Thirty-year-old James Boulton began making a name for himself in 2001 and 2002 with audacious shows at the Everett Station Lofts. His hyperkinetic style, influenced by graphic design and popular culture, earned the attention of Portland Art Museum contemporary curator Bruce Guenther, who tapped Boulton to appear in the 2003 Oregon Biennial. Subsequently picked up by Pulliam Deffenbaugh Gallery, Boulton had his first blue-chip solo show in May 2004, drawing critical raves and impressive sales for his semi-abstract amalgamations. Last July, he moved to Los Angeles to study painting at Claremont Graduate University. The works in his invigorating current show, Traffication, were all painted in L.A. and, as the show title implies, are influenced by L.A.'s driving culture: fast-moving freeways, long commutes, traffic jams and road rage.

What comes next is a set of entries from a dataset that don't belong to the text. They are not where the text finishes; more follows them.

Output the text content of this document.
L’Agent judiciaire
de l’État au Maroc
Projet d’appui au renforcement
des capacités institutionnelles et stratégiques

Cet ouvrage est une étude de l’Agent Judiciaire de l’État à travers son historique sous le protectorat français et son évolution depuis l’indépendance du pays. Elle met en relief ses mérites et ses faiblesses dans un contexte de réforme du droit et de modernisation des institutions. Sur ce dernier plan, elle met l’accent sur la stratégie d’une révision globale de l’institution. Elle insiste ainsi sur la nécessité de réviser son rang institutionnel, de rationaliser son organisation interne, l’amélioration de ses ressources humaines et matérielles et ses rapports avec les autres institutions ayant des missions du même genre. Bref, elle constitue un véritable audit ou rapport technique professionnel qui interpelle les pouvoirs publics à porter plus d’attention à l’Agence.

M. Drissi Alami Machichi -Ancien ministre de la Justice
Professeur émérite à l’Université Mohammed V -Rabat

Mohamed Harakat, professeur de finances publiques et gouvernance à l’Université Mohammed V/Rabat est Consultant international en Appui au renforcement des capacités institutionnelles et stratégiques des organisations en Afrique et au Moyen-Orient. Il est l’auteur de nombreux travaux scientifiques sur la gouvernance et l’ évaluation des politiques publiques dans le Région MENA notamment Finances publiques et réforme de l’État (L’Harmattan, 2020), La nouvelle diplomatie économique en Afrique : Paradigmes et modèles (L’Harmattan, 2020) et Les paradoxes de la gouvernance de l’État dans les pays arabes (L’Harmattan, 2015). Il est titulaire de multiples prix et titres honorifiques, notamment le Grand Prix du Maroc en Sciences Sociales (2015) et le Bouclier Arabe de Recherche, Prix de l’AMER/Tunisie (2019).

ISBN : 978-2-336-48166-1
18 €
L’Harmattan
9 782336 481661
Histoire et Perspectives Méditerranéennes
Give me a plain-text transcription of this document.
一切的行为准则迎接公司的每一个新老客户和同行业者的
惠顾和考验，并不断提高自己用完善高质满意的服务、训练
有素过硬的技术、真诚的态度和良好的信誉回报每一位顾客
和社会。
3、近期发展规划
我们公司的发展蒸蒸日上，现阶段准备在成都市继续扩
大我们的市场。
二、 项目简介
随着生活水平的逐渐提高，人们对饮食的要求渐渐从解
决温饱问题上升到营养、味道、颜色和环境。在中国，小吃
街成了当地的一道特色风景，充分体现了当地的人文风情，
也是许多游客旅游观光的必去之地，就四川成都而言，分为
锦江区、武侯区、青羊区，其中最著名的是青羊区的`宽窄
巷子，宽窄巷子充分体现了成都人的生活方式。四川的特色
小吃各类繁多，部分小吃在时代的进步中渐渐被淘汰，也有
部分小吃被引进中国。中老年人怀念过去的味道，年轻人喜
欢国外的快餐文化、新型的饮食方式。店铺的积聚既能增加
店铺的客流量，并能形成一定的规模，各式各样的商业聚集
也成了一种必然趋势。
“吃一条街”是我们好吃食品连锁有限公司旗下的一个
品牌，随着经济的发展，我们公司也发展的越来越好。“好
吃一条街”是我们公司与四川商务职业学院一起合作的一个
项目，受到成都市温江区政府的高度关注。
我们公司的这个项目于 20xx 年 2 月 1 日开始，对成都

In paintings such as Utopian Architecture, Boulton lets irregular lines meander, forming triangles, shot through with paint so white it verges on the fluorescent. These white accents have the feel of grafitti and send amphetaminic jolts of rhythm throughout the entire composition. Another piece, Font, is similarly enlivened by acid-green accents that bend upward like blades of lemongrass, while green, butterfly-like elements flutter in the background atop a circus-like grid of pink, fuchsia and lavender bars. The show's best painting, Fire Season #3, toys with the intersection of regularity and irregularity, its pixellated circles yielding ever so imperceptibly to splattered dots. At what point does pattern end and randomness begin? Boulton is content to let our eyes decide—or not decide. The composition also features a well-placed purplish spiral, a jazzy palette of greens and turquoise, splotches of black and orange, and an irreverent gesture in yellow. This is Boulton at the height of his powers: exultant, rhythmic, involved. He falters only when he departs from his geometric finesse, as in Vein and Brake, which sacrifices intuitive shapes for plodding blobs of inert paint, robbing the work of electricity and forward motion. The drawing-influenced creepycrawly on the work's left feels tacked on, adding nothing to the piece except awkwardness.

As a stylist, Boulton has a knack for intuition but not organicism; he is most effective in the realm of technology and mass media, not nature. Despite these missteps, Traffication on the whole is a solid sophomore show with some bravura moments, pointing the way to an increasingly dynamic evolution.